Hello! I'm writing this on my borrowed teeny tiny laptop in my hotel room, feeling rather swanky. New job seems like it will be alright - the people are nice, there are lots of us in the same position and we have all been treated very nicely for our first day. This sort of stage is all training anyway - so tea and biscuits, pens and notepads, and explanations and nodding - lots of nodding.
I ate dinner in the restaurant all by myself tonight. I felt rather decadent and had a small glass of red - this was rather ambitious considering the food poisoning incident just over a week ago, but I got a bit carried away in the moment. It was rather fun, but odd, eating by myself. The waiter first gestured to a table in the middle of the room, and I was like no ta, can I have that little one by the wall? He laughed and said no one wanted to eat in the middle of the room, and I looked around and there we all were, single business folk, all at tables for one hugging the walls.
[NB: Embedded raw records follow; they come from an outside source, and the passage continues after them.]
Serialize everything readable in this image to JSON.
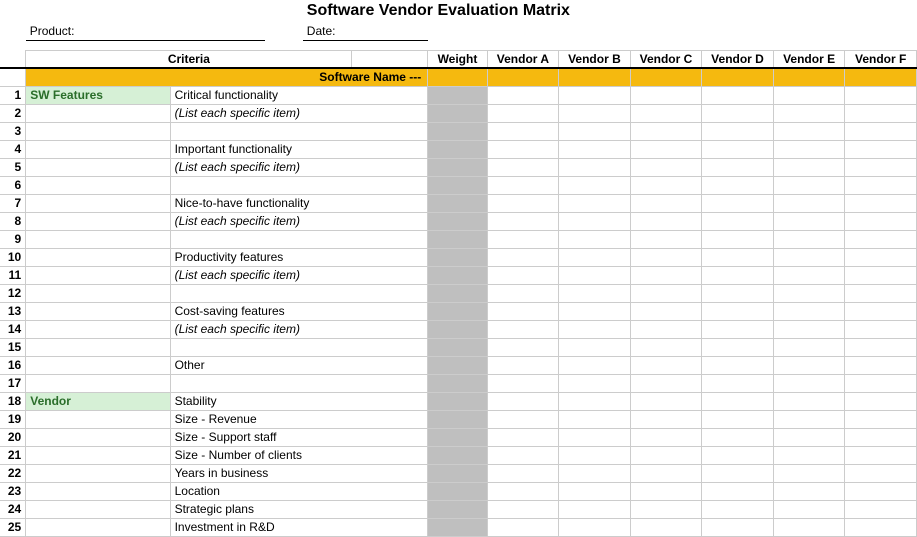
{
  "title": "Software Vendor Evaluation Matrix",
  "labels": {
    "product": "Product:",
    "date": "Date:",
    "criteria": "Criteria",
    "weight": "Weight",
    "software_name": "Software Name ---"
  },
  "vendors": [
    "Vendor A",
    "Vendor B",
    "Vendor C",
    "Vendor D",
    "Vendor E",
    "Vendor F"
  ],
  "rows": [
    {
      "n": 1,
      "cat": "SW Features",
      "crit": "Critical functionality",
      "cat_hl": true
    },
    {
      "n": 2,
      "cat": "",
      "crit": "(List each specific item)",
      "italic": true
    },
    {
      "n": 3,
      "cat": "",
      "crit": ""
    },
    {
      "n": 4,
      "cat": "",
      "crit": "Important functionality"
    },
    {
      "n": 5,
      "cat": "",
      "crit": "(List each specific item)",
      "italic": true
    },
    {
      "n": 6,
      "cat": "",
      "crit": ""
    },
    {
      "n": 7,
      "cat": "",
      "crit": "Nice-to-have functionality"
    },
    {
      "n": 8,
      "cat": "",
      "crit": "(List each specific item)",
      "italic": true
    },
    {
      "n": 9,
      "cat": "",
      "crit": ""
    },
    {
      "n": 10,
      "cat": "",
      "crit": "Productivity features"
    },
    {
      "n": 11,
      "cat": "",
      "crit": "(List each specific item)",
      "italic": true
    },
    {
      "n": 12,
      "cat": "",
      "crit": ""
    },
    {
      "n": 13,
      "cat": "",
      "crit": "Cost-saving features"
    },
    {
      "n": 14,
      "cat": "",
      "crit": "(List each specific item)",
      "italic": true
    },
    {
      "n": 15,
      "cat": "",
      "crit": ""
    },
    {
      "n": 16,
      "cat": "",
      "crit": "Other"
    },
    {
      "n": 17,
      "cat": "",
      "crit": ""
    },
    {
      "n": 18,
      "cat": "Vendor",
      "crit": "Stability",
      "cat_hl": true
    },
    {
      "n": 19,
      "cat": "",
      "crit": "Size - Revenue"
    },
    {
      "n": 20,
      "cat": "",
      "crit": "Size - Support staff"
    },
    {
      "n": 21,
      "cat": "",
      "crit": "Size - Number of clients"
    },
    {
      "n": 22,
      "cat": "",
      "crit": "Years in business"
    },
    {
      "n": 23,
      "cat": "",
      "crit": "Location"
    },
    {
      "n": 24,
      "cat": "",
      "crit": "Strategic plans"
    },
    {
      "n": 25,
      "cat": "",
      "crit": "Investment in R&D"
    }
  ]
}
I took a book downstairs with me but it was actually hard to manage, eating and reading. I felt a bit wrong, like I was somehow being rude to my floral table arrangement.
I did go for a short walk outside (the hotel is very central) and felt like I had landed in a different planet.. All of a sudden I was crossing roads like the green cross code man taught me in juinor school, while locals sauntered past me no doubt thinking I was rather strange. It's being in a new place I think, its regressed me. And I am scared stiff I will be run over by a tram.
Right, I am signing off now. Best get some sleep! More from the front line tomorrow!